Account Identification and Collection by Executor

How To Use

This review list is provided to inform you about this document in question and assist you in its preparation.

  • Make copies of this letter and send it to all known and suspected financial institutions, including banks, brokerages, private companies, and related institutions that are known to have the Decedent’s accounts or might have them. If you are dealing with multi-branched or multi-state organizations, consider sending duplicate requests to any known offices Decedent may have dealt with (e.g., Merrill Lynch might have an account in Boston; but you know he also lived in Sarasota, Florida for part of the year; you should probably send a letter to the Sarasota office too, just to be prudent and exercise your proper duties as a fiduciary).
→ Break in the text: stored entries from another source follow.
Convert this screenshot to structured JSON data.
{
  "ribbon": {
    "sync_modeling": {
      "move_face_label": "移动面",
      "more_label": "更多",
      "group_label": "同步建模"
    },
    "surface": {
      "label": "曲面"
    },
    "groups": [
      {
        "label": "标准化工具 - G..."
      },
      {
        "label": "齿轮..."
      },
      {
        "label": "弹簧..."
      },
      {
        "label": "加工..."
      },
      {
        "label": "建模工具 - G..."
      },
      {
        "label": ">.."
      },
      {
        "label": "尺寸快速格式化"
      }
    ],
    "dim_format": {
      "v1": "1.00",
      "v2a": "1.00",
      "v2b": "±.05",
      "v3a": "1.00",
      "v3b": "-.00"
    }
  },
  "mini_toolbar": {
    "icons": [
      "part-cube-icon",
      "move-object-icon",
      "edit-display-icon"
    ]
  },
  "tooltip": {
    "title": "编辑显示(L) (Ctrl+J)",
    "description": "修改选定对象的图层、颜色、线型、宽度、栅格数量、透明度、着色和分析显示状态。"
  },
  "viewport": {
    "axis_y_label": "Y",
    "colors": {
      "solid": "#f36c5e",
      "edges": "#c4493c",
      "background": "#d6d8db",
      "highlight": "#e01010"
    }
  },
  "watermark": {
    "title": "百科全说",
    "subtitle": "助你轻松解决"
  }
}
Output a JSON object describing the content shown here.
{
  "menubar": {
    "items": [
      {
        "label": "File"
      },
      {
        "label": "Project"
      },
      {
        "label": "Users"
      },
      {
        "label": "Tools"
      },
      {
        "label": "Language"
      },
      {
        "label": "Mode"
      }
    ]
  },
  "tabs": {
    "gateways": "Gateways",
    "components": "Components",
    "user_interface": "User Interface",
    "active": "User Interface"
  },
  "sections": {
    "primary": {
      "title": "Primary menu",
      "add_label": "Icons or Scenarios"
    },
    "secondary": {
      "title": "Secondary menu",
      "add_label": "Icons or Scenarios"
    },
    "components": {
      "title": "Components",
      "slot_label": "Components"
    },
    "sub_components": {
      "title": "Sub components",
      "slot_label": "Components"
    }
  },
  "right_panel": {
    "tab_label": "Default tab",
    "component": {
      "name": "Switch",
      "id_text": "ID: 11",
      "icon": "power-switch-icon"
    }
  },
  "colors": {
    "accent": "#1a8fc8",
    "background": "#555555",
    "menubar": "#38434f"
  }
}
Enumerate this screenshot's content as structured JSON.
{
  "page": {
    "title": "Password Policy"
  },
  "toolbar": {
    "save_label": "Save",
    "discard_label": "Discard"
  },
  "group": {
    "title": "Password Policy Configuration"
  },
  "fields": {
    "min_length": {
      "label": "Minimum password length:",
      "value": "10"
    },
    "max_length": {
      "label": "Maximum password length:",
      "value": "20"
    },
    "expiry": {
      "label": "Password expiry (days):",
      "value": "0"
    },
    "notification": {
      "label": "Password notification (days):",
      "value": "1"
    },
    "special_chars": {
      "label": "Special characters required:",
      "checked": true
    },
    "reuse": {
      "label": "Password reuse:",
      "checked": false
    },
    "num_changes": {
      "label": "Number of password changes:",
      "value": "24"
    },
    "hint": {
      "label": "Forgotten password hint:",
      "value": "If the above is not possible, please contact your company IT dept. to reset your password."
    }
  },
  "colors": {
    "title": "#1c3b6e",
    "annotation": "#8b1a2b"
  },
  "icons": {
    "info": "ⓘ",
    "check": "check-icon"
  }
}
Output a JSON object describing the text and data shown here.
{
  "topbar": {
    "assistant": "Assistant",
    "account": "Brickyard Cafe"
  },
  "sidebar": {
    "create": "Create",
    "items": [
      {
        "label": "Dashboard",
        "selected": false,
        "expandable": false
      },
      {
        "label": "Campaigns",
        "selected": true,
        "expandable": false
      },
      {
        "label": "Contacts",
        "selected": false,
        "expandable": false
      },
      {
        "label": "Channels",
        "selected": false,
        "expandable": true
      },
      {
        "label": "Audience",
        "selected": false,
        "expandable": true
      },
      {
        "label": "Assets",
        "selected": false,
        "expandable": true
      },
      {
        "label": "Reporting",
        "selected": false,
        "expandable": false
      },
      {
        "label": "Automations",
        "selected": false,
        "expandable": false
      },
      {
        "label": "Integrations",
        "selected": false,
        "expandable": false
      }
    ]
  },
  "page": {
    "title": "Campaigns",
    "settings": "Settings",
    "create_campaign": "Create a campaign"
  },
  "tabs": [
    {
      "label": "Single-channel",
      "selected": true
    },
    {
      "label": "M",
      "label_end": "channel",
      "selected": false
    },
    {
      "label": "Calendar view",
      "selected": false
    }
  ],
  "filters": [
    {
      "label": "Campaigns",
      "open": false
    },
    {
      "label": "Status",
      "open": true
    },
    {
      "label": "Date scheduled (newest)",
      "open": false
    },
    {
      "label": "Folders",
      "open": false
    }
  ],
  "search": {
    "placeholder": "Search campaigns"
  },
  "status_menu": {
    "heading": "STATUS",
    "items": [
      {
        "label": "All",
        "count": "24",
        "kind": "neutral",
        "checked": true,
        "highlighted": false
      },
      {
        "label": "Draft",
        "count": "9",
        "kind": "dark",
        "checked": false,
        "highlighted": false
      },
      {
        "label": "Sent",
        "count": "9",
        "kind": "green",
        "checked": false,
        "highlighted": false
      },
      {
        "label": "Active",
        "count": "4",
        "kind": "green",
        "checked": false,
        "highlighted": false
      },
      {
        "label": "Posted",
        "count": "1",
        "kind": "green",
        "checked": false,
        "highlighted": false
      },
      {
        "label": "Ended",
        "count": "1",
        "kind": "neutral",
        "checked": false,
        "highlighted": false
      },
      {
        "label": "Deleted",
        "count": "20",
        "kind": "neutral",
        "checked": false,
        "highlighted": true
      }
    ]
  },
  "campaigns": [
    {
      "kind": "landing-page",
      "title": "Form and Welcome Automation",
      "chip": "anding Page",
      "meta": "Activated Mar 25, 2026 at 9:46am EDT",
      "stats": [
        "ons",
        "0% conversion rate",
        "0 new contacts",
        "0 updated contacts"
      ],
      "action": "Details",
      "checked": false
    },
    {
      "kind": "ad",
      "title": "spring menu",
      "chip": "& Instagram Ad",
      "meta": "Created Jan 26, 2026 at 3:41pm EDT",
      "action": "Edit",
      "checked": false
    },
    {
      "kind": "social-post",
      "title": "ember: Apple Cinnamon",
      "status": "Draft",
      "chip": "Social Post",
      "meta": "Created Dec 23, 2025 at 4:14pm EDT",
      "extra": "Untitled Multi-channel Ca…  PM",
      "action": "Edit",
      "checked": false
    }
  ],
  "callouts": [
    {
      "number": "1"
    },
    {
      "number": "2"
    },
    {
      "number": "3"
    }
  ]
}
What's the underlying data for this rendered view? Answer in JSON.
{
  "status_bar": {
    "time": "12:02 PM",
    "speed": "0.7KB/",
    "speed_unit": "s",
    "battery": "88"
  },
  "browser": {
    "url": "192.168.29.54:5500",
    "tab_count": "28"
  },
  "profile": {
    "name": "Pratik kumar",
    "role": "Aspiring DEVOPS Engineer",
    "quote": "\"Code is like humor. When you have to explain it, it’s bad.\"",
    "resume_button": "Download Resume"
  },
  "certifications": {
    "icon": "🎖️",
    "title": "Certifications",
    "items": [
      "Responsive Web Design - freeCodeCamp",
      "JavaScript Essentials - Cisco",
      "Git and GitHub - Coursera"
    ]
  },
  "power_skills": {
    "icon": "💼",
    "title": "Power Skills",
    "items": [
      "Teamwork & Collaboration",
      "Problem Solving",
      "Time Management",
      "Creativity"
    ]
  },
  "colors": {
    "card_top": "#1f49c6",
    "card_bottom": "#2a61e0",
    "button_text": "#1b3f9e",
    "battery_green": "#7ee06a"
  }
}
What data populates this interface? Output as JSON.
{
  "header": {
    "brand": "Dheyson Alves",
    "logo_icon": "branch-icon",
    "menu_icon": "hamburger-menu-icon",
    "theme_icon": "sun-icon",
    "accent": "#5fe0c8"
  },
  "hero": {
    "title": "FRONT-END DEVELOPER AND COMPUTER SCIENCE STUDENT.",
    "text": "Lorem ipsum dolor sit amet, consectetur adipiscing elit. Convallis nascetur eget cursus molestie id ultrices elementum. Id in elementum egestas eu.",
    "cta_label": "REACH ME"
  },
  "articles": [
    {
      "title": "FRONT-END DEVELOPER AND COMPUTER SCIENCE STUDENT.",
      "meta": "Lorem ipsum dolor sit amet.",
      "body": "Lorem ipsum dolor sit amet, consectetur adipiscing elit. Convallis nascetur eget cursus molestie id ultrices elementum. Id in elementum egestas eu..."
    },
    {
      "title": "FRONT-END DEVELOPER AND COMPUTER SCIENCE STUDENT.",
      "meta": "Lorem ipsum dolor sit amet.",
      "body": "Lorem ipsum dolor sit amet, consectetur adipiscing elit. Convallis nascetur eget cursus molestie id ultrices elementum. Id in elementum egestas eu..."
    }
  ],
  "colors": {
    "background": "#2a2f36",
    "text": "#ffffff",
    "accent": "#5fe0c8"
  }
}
This seemingly straight forward task can be very productive for estates in uncovering unsuspected assets such as old retirement accounts, stocks in private companies not otherwise known, and the like.
  • In addition, as the above letter suggests, you should make a list of financial people the Decedent dealt with. Since these kinds of people move around a fair amount in their career, finding out who they are, and hopefully conversing with them, may lead you to some hidden asset treasure at the companies these people left or are currently employed by. Open-ended discussions with them often bring unexpectedly positive results. In addition, speaking with some old pals of the Decedent can also give you a sense of how he or she dealt with his or her financial affairs (e.g., orderly, disorderly, tight, loose, speculative, and so on and so on). These conversations may also lead you into areas, hobbies, or other avenues where Decedent may have parked some money or investments that, over time, may have brought results unexpected by Decedent, but now productive for the Estate. Be sure to maintain a written log of all phone conversations as well as keeping track of written correspondence. A well-written log can be consulted as you go along to inspire more thoughts about old contacts as you receive new information.
  • Make multiple copies of this letter. Contact family members, especially heirs, for any suggestions on what avenues to pursue. Brothers and sisters are of particular help because they may know more about what the Decedent did with his or her assets in their early days and, if the Decedent’s spouse is also deceased, may know more about the assets he or she may have had or would have been likely to influence Decedent to have and to hold (e.g., stock in his or her brother’s company).
  • Be sure to include the self-addressed stamped envelope with your letter as well as following up by phone. Once again, follow-ups here can be very productive for an estate. Include a copy of the “Letters of Appointment” or “Letters of Administration,” if applicable, with each set of correspondence you send out. The more official your documents look, the more productive you will be in your efforts.
  • As a practical matter, the larger the estimated Estate, the more worthwhile the above activities that are of an investigative as opposed to administrative nature. Also, the more the Decedent was inclined to be speculative or entrepreneurial, the more apt they would have been to have assets in unexpected places.